9 Obstacles on Your Employer Branding Journey and How to Overcome Them

July 18, 2013

Once upon a time, there was a little old company who went about his business the same way, year after year. He cruised along merrily using print ads, job boards and agencies to attract talent.

Then one day, he stopped with a jerk. He couldn’t move another inch. His traditional recruiting methods could only take him so far.

He saw a big mountain ahead, one with great passive candidates on the other side. Alas! If only he could get over the top!

Along came a young little engine. Hopeful, the company begged, “Please young engine. Won’t you please help us over the mountain?”

“Sorry, but I don’t even know where to start,” sighed the engine. “And it’s too overwhelming anyway – don’t you see how steep it is? And also, how do you even know it’s a good time to try?”

So the young little engine refused to move.

Along came a nervous little engine. “Please, please dear engine. Won’t you please help us over the mountain?”

“We won’t make it. Competitors are on the same path, and their household names make them faster. Plus there are so many tight turns – we’re bound to lose sight of the top.”

So the nervous little engine didn’t budge.


Along came a heavy little engine. ”Please oh please, dear engine,” pleaded the company. “Won’t you please help us over the mountain?”

“Not a chance,” replied the engine. “I wouldn’t get past your CEO, and your employees aren’t willing to push. But even if we could get to the top, your talent is too scattered in the valley – you wouldn’t reach them with just one path.”

So the heavy little engine stayed put.

Then a fearless little engine came along. “Please oh please, dear engine,” pleaded the company. “Won’t you please help us over the mountain?”

The little engine saw the desperation in the company’s eyes.

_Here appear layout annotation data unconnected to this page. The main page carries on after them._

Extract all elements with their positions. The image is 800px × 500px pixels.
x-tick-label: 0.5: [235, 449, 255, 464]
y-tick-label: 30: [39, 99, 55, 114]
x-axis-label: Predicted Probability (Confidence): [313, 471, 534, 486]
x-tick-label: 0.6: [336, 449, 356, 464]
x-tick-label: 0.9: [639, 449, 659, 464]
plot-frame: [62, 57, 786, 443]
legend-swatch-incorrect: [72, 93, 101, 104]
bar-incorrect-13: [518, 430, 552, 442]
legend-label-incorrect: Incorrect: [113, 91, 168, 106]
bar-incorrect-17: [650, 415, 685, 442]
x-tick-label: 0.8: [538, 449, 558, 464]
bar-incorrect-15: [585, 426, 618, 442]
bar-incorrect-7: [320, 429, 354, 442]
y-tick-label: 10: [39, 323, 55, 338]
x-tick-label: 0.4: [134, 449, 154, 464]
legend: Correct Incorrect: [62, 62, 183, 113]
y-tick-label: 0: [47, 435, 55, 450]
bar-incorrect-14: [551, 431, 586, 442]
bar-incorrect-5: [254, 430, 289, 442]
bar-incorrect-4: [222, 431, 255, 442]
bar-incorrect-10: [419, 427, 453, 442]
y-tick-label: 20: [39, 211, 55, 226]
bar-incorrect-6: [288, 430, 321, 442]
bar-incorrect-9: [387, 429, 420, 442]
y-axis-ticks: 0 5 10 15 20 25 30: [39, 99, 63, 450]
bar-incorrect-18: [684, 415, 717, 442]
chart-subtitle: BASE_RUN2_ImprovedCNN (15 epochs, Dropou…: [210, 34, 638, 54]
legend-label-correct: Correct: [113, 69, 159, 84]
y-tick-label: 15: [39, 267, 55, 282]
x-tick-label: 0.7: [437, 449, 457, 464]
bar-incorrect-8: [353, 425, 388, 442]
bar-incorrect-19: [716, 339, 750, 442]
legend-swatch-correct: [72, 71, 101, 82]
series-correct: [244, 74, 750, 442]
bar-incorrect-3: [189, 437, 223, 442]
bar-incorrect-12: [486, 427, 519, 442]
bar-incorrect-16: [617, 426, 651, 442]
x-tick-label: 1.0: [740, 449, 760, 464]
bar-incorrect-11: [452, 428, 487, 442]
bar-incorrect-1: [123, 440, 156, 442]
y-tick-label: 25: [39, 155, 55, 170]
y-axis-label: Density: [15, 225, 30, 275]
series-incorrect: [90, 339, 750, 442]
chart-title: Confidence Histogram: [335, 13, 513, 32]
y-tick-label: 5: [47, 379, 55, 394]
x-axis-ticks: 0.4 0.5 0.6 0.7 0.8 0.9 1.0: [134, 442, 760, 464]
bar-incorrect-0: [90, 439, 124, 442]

She thought about all of the high-skilled candidates on the other side.

So she hitched herself to the company and said, “I think I can -I think I can-I think I can-I think I can-I think I can.” Pulling and tugging and puffing, she started to move.

  1. The little engine didn’t know where to start.

    So, she carefully observed the terrain around her and asked experienced engines to give her tips. She then found the path’s entrance in a flash.

  2. The steep road in front of her was overwhelming.

    So, she partnered with Marketing and Communications to make the climb more manageable. And on she went.

  3. The company’s CEO stood in the way, ordering her to turn back.

    So, she showed him how his bottom line would increase if she could get over the top. The CEO then stepped aside, and she moved ahead.

  4. The little engine needed more manpower on the next incline.

    So, she tapped the company’s strongest employees to push first, and this motivated others to follow. With so many people pushing the engine, she had the power to keep going.

  5. Companies with household names started passing the little engine.

    So, she switched to a narrower but shorter route. By targeting fewer but more relevant candidates, she could keep up and even surpass her bigger rivals.

  6. The company needed talent for a wide range of geographies.

    One route couldn’t do the job. So, the little engine mapped out several paths in order to reach the diverse groups on the other side. 

  7. The little engine wasn’t sure if she should keep going. 

    So, she paused along the way to get feedback from the employees. This delayed her temporarily, but with fewer wrong turns, she ultimately reached the top faster.

  8. Competitors on the same route were speeding past her. 

    So, the little engine went back to her employees and listened to them more carefully. The additional insights revealed a new path that was shorter than the previous one.

  9. The little engine didn’t know where the top was.

    So, she took note of the landmarks along the route and made sure she passed them. She was flexible though: when she had to switch tracks, she identified different landmarks to measure her progress.

At last she reached the top!

“Hurray, hurray!” the company cheered, “Now we can reach all those great candidates!”

Down in the valley, the people were working hard with their heads down, oblivious to the engine approaching.

As the engine reached the base, the company turned to her and said, “This is just the beginning, my friend. See those mountains in front of us? They don’t ever end.”

What’s the moral of the story?

  • If roadblocks push you down on your employer-branding journey, get up and try again. There is always a way around them.
  • If you never try in the first place, you will have no chance of reaching the talent you need.